Young and Schreiner (2009) invoked the compensation hypothesis to explain this protective RR, noting that drivers tend to engage in conversations during less-demanding driving situations (e.g., low traffic volume, non-intersections). Young (2015) extended the compensation hypothesis to include reduction of risk by possible displacement of illegal, reckless, or otherwise unsafe driving while performing secondary tasks. Because Strayer et al. (2006) did not consider such compensatory factors, their scale predicts impairments rather than the observed safety improvements.
The glances-at-intersections metric is also inconsistent with NDS data (Young, 2014a). Drivers scanned 74% of intersections during Single, declining to 61% during OSPAN (Figure 9). However, Fitch et al. (2013, p. xxvii) found that NDS drivers scanned intersections only 36% of the time while “just driving,” with no decline during cellular conversation. The scan percentages in the Strayer et al. (2015) article may therefore reflect drivers’ caution while being observed by in-car experimenters (an instance of the observer effect, in which participants aware of being watched behave differently than when not watched).

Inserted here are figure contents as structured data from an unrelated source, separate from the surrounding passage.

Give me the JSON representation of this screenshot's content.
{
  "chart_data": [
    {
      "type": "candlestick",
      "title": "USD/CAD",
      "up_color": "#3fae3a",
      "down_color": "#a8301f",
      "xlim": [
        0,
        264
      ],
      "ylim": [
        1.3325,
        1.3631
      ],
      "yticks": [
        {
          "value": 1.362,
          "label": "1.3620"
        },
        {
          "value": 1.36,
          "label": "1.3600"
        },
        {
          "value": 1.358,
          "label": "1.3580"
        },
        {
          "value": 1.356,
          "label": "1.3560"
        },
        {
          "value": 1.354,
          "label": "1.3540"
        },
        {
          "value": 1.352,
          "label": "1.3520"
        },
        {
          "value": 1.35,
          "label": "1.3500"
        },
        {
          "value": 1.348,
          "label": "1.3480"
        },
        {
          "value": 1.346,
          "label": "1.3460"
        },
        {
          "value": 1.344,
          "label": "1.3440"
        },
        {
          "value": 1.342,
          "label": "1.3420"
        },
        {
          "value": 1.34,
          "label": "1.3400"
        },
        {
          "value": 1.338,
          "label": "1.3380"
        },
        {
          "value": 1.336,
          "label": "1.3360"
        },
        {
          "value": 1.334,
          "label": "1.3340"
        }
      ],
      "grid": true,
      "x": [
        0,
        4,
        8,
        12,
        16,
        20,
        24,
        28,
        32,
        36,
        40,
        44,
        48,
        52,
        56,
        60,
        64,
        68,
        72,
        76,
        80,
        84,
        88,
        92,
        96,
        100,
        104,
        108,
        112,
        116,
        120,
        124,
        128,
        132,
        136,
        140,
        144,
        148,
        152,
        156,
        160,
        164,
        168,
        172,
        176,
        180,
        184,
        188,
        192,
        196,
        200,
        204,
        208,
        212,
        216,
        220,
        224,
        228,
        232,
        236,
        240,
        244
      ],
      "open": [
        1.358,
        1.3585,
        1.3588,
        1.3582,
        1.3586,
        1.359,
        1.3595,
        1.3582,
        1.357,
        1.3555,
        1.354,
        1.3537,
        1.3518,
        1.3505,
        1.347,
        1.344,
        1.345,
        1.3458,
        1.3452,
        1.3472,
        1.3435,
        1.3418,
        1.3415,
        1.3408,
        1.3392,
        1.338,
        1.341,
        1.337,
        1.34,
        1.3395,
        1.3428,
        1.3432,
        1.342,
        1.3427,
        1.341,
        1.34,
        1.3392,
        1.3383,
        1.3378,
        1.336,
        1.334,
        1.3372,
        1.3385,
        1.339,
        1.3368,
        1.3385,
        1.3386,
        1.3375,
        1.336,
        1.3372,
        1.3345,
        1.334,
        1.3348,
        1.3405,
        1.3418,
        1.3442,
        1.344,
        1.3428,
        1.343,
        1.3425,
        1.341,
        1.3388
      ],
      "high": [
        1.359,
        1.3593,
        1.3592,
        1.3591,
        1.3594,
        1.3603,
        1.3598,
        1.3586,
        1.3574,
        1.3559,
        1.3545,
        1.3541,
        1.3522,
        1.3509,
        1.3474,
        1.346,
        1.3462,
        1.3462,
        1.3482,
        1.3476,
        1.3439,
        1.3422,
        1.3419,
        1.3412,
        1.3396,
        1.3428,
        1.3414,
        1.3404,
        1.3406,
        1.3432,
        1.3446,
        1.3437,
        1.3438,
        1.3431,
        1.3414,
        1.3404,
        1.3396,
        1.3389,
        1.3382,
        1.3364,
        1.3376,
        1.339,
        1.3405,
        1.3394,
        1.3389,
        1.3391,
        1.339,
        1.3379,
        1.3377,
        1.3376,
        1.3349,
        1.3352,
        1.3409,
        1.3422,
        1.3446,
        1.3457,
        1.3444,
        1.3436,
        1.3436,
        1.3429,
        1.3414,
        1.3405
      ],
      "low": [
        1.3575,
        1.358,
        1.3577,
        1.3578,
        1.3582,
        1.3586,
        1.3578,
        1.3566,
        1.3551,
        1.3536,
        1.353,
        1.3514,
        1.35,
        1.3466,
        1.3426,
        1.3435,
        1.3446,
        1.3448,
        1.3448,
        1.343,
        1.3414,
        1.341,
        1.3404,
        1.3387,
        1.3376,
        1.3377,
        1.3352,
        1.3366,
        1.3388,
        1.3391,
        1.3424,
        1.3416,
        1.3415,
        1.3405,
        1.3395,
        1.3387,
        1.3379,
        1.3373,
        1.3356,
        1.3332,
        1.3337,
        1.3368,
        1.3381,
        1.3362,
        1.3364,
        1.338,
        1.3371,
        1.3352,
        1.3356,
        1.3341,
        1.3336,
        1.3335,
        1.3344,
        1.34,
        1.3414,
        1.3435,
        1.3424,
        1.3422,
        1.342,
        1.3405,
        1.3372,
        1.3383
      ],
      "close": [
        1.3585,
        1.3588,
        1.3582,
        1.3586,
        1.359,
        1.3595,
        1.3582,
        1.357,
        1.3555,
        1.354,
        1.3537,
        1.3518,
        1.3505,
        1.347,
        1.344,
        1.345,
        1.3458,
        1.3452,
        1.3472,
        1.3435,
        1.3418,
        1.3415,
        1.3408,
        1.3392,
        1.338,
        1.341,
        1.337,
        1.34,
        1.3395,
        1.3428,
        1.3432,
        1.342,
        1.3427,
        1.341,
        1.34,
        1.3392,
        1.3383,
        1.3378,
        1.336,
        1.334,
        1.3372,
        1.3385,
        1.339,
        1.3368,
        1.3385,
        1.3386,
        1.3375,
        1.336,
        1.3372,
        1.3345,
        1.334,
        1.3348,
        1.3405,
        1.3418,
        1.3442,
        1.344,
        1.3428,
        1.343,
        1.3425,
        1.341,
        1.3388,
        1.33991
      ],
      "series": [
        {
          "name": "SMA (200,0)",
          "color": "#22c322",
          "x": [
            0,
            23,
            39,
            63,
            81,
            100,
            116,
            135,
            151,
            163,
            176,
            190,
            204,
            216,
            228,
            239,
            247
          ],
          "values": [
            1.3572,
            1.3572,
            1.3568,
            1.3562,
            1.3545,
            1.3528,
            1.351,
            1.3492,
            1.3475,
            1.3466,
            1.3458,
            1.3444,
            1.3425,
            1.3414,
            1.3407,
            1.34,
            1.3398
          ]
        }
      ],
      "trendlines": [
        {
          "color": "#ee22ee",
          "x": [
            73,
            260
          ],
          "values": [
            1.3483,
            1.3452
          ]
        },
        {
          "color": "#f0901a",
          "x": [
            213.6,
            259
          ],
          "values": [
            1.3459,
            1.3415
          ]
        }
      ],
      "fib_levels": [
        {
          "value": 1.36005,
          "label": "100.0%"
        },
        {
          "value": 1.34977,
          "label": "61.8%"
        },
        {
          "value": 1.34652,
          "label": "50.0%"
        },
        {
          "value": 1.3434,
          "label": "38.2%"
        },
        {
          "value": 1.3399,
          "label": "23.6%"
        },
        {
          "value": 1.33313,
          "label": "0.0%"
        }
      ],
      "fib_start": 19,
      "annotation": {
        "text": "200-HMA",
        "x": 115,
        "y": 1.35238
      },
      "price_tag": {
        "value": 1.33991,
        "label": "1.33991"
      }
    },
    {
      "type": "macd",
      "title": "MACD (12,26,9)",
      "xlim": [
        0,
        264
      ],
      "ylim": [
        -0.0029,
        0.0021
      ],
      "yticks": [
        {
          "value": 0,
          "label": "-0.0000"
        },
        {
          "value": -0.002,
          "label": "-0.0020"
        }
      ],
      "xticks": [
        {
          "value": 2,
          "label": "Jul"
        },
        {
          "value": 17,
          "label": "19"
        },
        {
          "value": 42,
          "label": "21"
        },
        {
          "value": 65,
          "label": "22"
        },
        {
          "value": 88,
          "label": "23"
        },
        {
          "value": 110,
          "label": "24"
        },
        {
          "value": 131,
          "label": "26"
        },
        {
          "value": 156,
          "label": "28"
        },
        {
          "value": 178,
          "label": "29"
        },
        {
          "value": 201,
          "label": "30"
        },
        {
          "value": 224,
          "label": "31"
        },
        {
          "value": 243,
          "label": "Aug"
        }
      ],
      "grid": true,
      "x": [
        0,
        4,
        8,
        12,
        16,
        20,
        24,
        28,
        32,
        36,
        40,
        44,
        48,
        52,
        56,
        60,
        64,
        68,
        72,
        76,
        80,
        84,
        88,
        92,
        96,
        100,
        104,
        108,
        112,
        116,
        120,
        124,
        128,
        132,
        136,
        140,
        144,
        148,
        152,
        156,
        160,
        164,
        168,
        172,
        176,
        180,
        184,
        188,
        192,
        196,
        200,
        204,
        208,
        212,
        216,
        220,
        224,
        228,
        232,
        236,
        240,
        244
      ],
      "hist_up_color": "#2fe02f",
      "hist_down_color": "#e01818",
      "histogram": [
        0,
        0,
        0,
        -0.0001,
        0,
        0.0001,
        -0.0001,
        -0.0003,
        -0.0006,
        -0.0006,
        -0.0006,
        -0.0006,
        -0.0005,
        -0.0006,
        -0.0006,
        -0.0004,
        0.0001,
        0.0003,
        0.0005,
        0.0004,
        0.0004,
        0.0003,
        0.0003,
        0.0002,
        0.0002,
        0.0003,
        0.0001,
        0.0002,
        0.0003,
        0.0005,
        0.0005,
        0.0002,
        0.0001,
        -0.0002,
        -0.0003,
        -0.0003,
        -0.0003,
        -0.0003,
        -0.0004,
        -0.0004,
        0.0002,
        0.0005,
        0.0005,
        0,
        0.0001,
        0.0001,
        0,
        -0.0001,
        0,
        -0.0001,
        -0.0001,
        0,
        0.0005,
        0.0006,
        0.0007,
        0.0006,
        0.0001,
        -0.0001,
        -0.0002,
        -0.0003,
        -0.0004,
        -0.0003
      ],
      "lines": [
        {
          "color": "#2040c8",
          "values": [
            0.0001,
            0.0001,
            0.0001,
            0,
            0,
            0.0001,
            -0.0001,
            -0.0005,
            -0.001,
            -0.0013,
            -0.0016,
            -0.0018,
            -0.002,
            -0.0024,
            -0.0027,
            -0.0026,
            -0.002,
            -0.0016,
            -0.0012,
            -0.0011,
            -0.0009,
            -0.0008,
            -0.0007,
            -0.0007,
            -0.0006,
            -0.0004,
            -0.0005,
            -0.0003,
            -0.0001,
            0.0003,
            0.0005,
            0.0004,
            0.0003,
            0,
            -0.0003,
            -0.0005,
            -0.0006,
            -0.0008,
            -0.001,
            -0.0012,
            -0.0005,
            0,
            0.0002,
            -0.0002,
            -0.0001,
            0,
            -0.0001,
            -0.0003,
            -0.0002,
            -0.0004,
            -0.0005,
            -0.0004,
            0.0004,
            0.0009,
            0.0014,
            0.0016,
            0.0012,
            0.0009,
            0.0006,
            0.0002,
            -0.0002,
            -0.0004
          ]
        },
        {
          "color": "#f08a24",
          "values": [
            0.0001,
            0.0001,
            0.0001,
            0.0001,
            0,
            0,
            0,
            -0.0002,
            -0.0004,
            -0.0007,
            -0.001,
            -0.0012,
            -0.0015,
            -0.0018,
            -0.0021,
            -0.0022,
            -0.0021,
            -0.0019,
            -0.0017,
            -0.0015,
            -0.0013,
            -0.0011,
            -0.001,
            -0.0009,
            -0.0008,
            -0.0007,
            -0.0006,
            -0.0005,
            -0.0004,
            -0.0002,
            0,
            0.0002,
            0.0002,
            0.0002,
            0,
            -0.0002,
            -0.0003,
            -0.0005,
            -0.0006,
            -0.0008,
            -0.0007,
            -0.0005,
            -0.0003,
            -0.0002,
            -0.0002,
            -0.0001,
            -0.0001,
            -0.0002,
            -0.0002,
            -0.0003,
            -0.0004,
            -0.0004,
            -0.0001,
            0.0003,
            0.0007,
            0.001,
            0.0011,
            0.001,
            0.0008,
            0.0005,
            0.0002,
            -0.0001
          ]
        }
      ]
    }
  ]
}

The authors also used a head-mounted light to measure another RT metric and a metric related to misses (A′). These RTs (their Figure 1) were even smaller than the bRTs in Table 1 and so were likewise fully compensated by FT. The A′ effects were small, consistent with the negligible miss rates during auditory-vocal tasks (Angell et al., 2006). Even with novel roadway events, with eyes on the road, the brain’s orienting attention network can alert the driver if the executive attention network is preoccupied (Foley, Young, Angell, & Domeyer, 2013; Young, 2012). The remaining electroencephalogram and subjective metrics in the scale do not measure driving performance and therefore cannot measure its impairment, so they need not be considered further.
In conclusion, the “cognitive distraction scale” fails to account for evidence for compensation exhibited in the data used to create it. As a result, the scale’s internal validity for measuring driving impairment is questionable in its present form. Its external validity is also made problematic by real-world driving studies demonstrating that cellular conversation decreases crash risk, the exact opposite of the scale’s prediction.
Footnotes
Acknowledgements
I thank K. Kircher, B. Papazian, M. Posner, and several anonymous reviewers for helpful comments, and A. Zeidan for research assistance.
Richard A. Young is a research professor in the Department of Psychiatry and Behavioral Neurosciences, School of Medicine, with a joint appointment in the Bioengineering Department and Automotive Safety Group, School of Engineering, Wayne State University, Detroit, Michigan. He received a PhD degree in experimental and physiological psychology from New York University in 1973, with postdoctoral fellowships at Harvard University and University of California, Berkeley, in cognitive neuroscience.